Our church is holding a community yard sale this coming weekend to raise money to support a weekly ministry to the needy and homeless in the downtown core. I offered to organize a bake table.
What was I thinking? Or as Hubby would ask “were you thinking?” Yes, I was thinking that there are probably others out there, like me who go to church bazaars and Farmer’s Markets for the home-baking!
Unforunately the response of local bakers to help me hawk their wares has been underwhelming, to say the least, and not being one to back down from a challenge, I have been experimenting with new recipes and tucking the “not so disastrous” results in the freezer. I eat the disasters and my bathroom scales reflect my rate of success.
On Saturday, I let myself be talked into trying cake pops! I diligently took notes during the youtube video. I went to 3 different stores, in 2 different towns, to get my supplies – cake mix, icing, chocolate wafers, sticks, sprinkles. How hard could this be?
First, I baked my rainbow chip cake, cooled it, cut off the edges and scalped the top. I enlisted Little Guy to break it up. Then I added the icing. The first bowl was perfect. The second bowl ended up with the baby cereal, or cat vomit (how I’ve come to know this is a long story involving a barn cat, a chicken…it’s a long story)! The more I (wo)man-handled those balls (and I was not gentle), the more moist they became…
I added icing sugar and put it in the fridge to set…now it was cold rainbow chip cat vomit.

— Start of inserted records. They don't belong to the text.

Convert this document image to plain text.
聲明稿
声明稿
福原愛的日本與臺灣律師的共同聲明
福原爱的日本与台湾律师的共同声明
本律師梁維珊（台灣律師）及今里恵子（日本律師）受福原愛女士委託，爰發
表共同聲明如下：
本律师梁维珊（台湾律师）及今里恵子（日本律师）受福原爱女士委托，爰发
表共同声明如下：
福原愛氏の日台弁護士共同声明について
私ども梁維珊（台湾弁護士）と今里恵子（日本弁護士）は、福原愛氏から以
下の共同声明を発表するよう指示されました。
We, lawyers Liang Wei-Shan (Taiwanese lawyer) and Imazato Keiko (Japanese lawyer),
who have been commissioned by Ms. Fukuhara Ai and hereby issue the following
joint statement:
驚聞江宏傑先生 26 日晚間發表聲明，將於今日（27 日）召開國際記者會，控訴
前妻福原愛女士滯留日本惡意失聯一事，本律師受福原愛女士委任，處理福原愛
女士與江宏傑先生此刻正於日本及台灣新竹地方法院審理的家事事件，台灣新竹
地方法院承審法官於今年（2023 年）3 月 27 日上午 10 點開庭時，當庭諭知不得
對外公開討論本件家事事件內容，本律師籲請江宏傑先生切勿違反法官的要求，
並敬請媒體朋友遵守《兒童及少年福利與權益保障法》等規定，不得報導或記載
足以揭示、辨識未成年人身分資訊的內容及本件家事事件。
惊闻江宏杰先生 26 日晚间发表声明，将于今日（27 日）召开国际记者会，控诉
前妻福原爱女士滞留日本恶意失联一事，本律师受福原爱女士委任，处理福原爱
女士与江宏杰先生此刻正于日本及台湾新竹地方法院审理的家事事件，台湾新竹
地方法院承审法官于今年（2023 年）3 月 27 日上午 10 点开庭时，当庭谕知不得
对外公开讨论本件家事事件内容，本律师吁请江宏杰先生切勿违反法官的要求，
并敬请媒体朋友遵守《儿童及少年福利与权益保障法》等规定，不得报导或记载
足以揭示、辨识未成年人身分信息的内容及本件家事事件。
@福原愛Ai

So my Mom made a 911 call to her cousin, who is a fabulous baker. While they enjoyed a lovely visit, my Aunt Mary, who was enjoying the show from a safe distance and sharing in the banter, went out and returned with a store-bought coconut pound cake. I used most of it to firm up my soft balls…
My Grandmother fell and I spent most of Sunday with my Mom at the hospital, so nobody touched my 60 frozen balls.

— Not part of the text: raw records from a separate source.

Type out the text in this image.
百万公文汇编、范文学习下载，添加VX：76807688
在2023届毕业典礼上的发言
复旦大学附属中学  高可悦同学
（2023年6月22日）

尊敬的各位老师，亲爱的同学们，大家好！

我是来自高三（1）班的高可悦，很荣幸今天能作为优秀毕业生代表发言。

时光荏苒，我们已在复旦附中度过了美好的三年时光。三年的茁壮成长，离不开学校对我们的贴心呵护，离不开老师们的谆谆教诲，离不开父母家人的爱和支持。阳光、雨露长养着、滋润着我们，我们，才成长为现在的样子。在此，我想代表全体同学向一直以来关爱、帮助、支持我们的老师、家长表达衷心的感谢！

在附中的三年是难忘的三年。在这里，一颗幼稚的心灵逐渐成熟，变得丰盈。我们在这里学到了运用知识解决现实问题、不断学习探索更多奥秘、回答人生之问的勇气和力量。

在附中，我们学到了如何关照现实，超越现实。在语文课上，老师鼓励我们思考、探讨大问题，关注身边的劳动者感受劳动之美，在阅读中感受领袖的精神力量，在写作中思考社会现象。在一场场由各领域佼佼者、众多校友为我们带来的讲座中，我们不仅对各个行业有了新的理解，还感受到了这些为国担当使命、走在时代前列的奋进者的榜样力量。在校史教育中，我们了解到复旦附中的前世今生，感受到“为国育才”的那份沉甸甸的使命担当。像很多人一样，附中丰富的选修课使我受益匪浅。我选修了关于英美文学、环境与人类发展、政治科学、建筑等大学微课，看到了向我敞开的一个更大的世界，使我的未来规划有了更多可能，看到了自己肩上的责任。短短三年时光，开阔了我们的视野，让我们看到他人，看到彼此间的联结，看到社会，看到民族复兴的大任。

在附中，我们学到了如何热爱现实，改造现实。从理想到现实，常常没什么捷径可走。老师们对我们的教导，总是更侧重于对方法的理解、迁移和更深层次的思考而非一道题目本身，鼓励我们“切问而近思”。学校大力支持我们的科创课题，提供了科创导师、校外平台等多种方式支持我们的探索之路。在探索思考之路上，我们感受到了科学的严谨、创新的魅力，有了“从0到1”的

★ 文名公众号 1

On Monday, I decided I should play with my frozen balls before trying to get my balls safely home on a 3 hour road trip. I pulled 3 out and let them thaw, while I melted a bowl of red velvet chocolate wafers.
We murdered Little Guy’s first ball in the bowl of congealing blood-red chocolate. I had to pry it out piece by sticky piece. He licked the bowl clean any way.
I managed to stab my first ball and coat it with tacky chocolate, before it slid down the stick before breaking in two. Same with the third ball. By now my heart had sunk and split too.
Finally, I melted some pink chocolate and pulled out two more frozen balls from the freezer. I coated each one using only my fingers, and sprinkled them profusely before the chocolate melted.
They taste pretty good. But Oh, Balls…cake balls! What to do with the other 55!
Chocolate doesn’t ask silly questions. Chocolate understands.